While fending off the walking dead, he runs into another man on a mission: Daniel Dembele (Prince David Osei), a local soldier who recently deserted his post and returned to his village to check on his family. He found his wife dead and his son missing. Daniel was told his son hitched a ride on a caravan of soldiers headed to a military base in the North. He hitches a ride with Brian, and the two men with family-centric goals team up for their respective safety. They travel through the scorched land, heading north to the military base in hopes of finding safety and any place not teeming with zombies.
The End Result
As such, the script is less a story than a series of zombie attacks and near misses broken up by some gorgeous (and beautifully shot) scenery.
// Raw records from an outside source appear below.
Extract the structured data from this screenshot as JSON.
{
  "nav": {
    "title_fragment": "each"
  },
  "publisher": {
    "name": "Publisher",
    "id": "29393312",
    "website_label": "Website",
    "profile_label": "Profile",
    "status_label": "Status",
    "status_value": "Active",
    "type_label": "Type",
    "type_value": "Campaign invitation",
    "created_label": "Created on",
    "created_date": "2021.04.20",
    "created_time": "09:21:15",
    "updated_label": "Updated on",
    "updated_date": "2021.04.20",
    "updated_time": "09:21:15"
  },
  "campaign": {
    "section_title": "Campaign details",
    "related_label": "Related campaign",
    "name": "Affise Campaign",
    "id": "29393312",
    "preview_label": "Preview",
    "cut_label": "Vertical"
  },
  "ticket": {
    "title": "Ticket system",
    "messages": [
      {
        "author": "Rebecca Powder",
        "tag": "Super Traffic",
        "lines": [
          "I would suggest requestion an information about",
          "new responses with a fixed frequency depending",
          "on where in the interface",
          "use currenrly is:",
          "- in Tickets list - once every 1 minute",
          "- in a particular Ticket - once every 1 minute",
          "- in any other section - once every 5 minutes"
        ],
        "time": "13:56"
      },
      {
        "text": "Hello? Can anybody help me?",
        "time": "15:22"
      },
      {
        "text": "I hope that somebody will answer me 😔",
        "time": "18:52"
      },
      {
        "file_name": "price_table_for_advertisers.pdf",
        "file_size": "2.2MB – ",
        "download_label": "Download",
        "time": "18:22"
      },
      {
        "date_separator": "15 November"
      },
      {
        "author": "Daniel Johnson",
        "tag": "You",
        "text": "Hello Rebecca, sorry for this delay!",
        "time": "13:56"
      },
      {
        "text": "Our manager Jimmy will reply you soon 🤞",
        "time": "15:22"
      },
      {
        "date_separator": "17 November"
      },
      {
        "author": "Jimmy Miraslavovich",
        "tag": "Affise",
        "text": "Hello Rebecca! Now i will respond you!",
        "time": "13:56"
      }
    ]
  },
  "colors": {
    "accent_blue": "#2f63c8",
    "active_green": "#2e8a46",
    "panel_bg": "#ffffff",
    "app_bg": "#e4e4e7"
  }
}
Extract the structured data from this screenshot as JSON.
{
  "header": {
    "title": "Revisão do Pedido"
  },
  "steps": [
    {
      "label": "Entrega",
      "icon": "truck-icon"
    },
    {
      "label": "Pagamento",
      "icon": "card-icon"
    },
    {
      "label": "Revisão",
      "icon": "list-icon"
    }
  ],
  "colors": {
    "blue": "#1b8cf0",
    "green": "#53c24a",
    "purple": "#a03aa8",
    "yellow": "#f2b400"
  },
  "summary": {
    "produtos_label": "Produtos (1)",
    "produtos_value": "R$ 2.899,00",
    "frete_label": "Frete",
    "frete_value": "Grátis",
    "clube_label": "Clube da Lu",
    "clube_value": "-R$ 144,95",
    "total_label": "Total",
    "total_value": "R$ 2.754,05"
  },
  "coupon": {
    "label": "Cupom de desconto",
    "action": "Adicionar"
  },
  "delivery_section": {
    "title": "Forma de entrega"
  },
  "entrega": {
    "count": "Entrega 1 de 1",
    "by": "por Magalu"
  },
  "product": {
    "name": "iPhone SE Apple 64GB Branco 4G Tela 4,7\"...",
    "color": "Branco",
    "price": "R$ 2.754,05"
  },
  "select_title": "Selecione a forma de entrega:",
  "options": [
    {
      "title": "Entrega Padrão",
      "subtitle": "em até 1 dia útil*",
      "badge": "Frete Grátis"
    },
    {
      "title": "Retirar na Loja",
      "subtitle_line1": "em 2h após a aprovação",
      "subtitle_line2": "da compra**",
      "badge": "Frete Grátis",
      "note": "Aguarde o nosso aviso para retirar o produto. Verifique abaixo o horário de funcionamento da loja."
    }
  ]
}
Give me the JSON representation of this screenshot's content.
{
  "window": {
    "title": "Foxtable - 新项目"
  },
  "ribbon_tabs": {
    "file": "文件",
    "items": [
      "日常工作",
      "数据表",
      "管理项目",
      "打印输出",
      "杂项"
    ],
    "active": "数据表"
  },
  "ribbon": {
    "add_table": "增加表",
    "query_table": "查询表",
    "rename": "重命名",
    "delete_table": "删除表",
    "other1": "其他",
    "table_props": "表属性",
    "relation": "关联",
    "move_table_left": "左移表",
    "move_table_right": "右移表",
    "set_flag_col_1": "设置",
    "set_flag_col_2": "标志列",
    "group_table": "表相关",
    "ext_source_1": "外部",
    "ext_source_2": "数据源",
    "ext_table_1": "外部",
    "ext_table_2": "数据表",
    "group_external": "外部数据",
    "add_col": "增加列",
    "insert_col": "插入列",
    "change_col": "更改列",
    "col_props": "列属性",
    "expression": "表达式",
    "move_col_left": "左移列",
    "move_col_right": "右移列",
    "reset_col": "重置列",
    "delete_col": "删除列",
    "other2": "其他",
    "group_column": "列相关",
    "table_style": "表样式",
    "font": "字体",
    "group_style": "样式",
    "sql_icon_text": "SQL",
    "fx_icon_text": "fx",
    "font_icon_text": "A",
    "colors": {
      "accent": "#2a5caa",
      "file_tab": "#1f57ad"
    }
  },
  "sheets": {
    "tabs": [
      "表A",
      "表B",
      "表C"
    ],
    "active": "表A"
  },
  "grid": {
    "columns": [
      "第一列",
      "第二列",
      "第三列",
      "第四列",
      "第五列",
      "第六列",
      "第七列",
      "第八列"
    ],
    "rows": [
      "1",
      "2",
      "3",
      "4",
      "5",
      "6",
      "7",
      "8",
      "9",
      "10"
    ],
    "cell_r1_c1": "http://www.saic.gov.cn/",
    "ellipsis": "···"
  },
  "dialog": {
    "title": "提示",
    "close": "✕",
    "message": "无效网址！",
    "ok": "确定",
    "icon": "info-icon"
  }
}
It's a road movie-cum-travelogue, a bit like Monsters with more action and gore and fewer 50-foot tentacles. As good as the zombie scenes are, the plot could use more depth, perhaps with the addition of a "living" antagonist -- a prospect hinted at when Daniel mentions that his old regiment would kill for deserting them if they find him -- or perhaps with more pointed sociopolitical commentary. Instead, there are only mild, fleeting political overtones: Daniel comments that the US military bombed the local airport, and the issues that cause the internal warfare in the unnamed African nation are never dealt with, as both sides unite against that common zombie enemy.
That said, the shots of dead bodies strewn across the arid earth strike a chord with viewers used to seeing news reports about a continent plagued for decades by death, destruction and civil war -- so much so that you could easily interpret the zombie plague as the filmmakers' reflection of the ongoing turmoil.
But zombie movie fans are no doubt less concerned about social messages than about the action, and in that area, The Dead scores a direct hit -- right between the eyes (as per standard zombie hunting rules). While it's evident that there are budgetary constraints throughout the production, the zombie scenes themselves rarely suffer. The makeup effects and CGI are strong, the character designs are creepy, the gore is plentiful and the head shots are brutal. When it all comes down to it, do you need more than that?
- Acting: C+ (Unpolished but likable.)
- Direction: B- (Cinematic style; good use of scenery.)
- Script: D+ (Thin story feels padded.)
- Gore/Effects: A- (Superb gore and makeup effects, particularly for such a small budget.)
- Overall: B- (A refreshingly old-school zombie movie with a new-school setting.)
The Dead is directed by Jonathan Ford and Howard J. Ford and and is rated R by the MPAA for bloody zombie violence and gore. Release date: October 7, 2011.